Many recipients of funding by FQXi are professional physicists with university affiliation, but even less recognized people receive funding. Garrett Lisi is one of thousands of young physicists looking for the Holy Grail “Theory of Everything”; yet Lisi’s approach to combining quantum theory with gravitation seemed appealing. He was able to post his papers on the central web-based physics pre-print server, arXiv.org. These garnered little attention until he got some publicity. Following a New Yorker profile, he became a sensation. As with members of the FFG, his efforts have stirred leading experts to clarify the underlying physics. Unlike members of the FFG however, young thinkers such as Lisi do not have to create their own perch.
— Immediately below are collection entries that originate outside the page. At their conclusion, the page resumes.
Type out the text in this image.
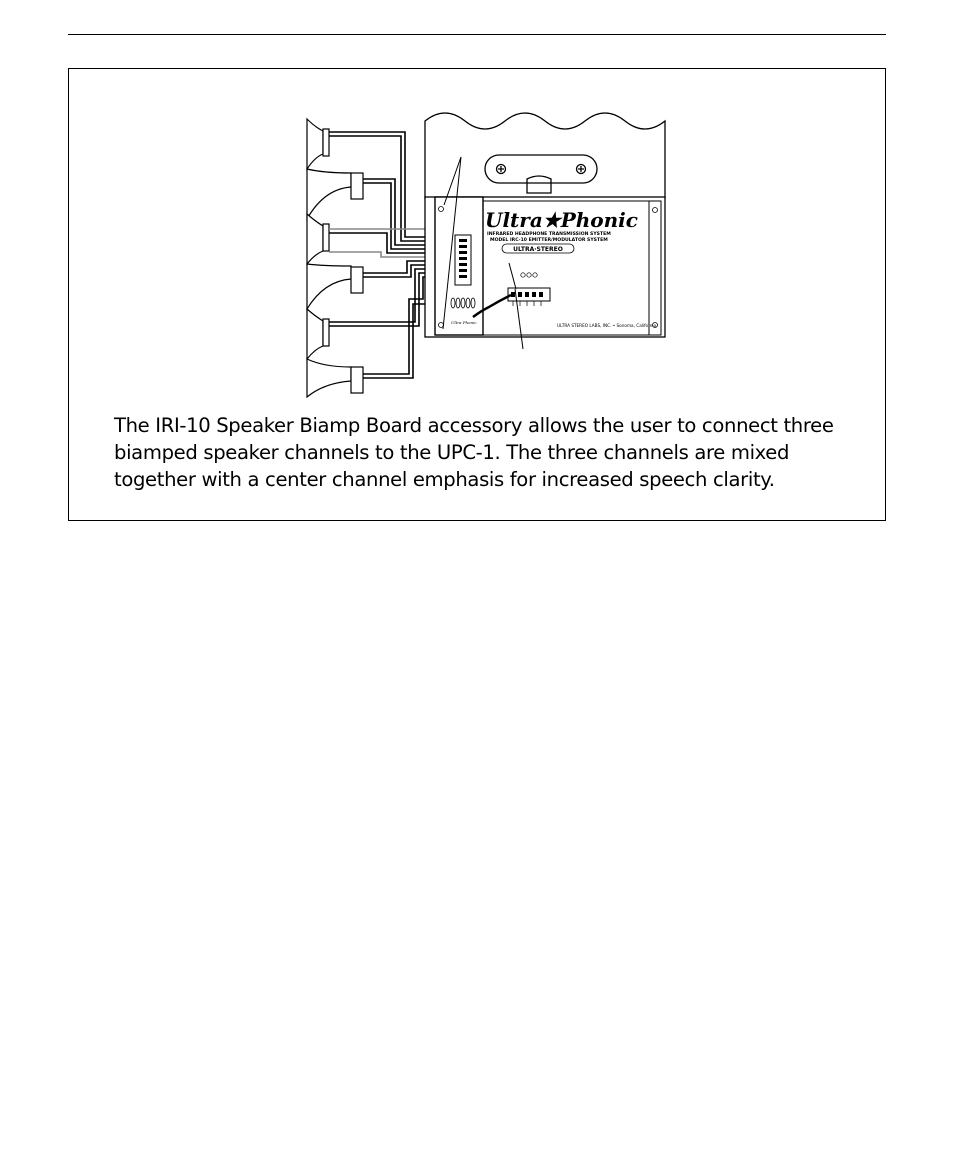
Ultra★Phonic
INFRARED HEADPHONE TRANSMISSION SYSTEM
MODEL IRC-10 EMITTER/MODULATOR SYSTEM
ULTRA·STEREO
ULTRA STEREO LABS, INC. • Sonoma, California
Ultra Phonic

The IRI-10 Speaker Biamp Board accessory allows the user to connect three biamped speaker channels to the UPC-1. The three channels are mixed together with a center channel emphasis for increased speech clarity.
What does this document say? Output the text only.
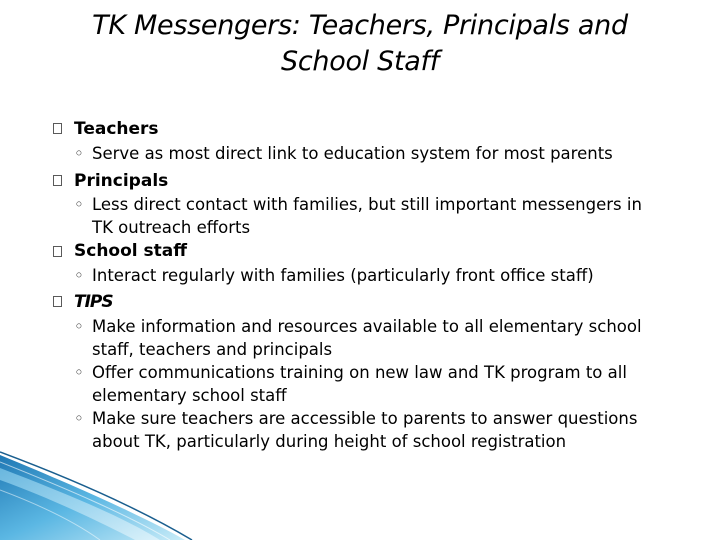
TK Messengers: Teachers, Principals and
School Staff
Teachers
◦ Serve as most direct link to education system for most parents
Principals
◦ Less direct contact with families, but still important messengers in
TK outreach efforts
School staff
◦ Interact regularly with families (particularly front office staff)
TIPS
◦ Make information and resources available to all elementary school
staff, teachers and principals
◦ Offer communications training on new law and TK program to all
elementary school staff
◦ Make sure teachers are accessible to parents to answer questions
about TK, particularly during height of school registration
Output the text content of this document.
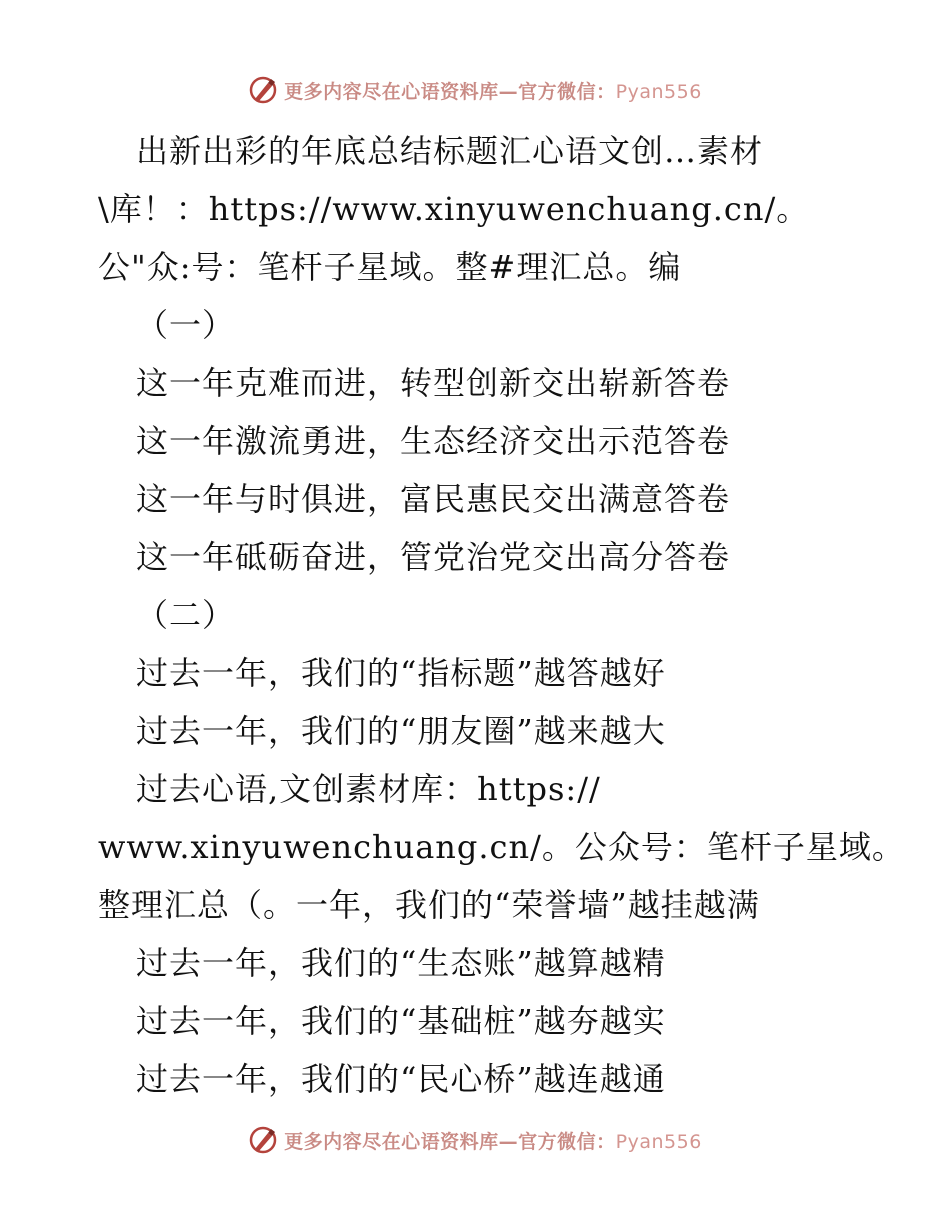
更多内容尽在心语资料库—官方微信：Pyan556
出新出彩的年底总结标题汇心语文创…素材
\库！：https://www.xinyuwenchuang.cn/。
公"众:号：笔杆子星域。整#理汇总。编
（一）
这一年克难而进，转型创新交出崭新答卷
这一年激流勇进，生态经济交出示范答卷
这一年与时俱进，富民惠民交出满意答卷
这一年砥砺奋进，管党治党交出高分答卷
（二）
过去一年，我们的“指标题”越答越好
过去一年，我们的“朋友圈”越来越大
过去心语,文创素材库：https://
www.xinyuwenchuang.cn/。公众号：笔杆子星域。
整理汇总（。一年，我们的“荣誉墙”越挂越满
过去一年，我们的“生态账”越算越精
过去一年，我们的“基础桩”越夯越实
过去一年，我们的“民心桥”越连越通
更多内容尽在心语资料库—官方微信：Pyan556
Institutions like the Perimeter Institute, web based FQXi and web based preprint server arXiv.org provide a safety net to catch those out-of-mainstream ideas that might otherwise be lost.

p. 181:

We have overlooked contributions from collectives like the FFG because their efforts have been so smoothly reabsorbed within the mainstream, like so many other once-radical 1970s innovations: yoga, organic food, networked PCs. These days the phrase “New Age” seems more like a marketing ploy than an alternative world view.       

p. 182:

The last decade has seen a sharp uptick in interest in the physics of consciousness. Leading physicists and popular authors like Michio Kaku tackle the physics of the impossible, including excursions into telepathy, telekinesis, and teleportation, while keeping their books squarely on the New York Times best seller list.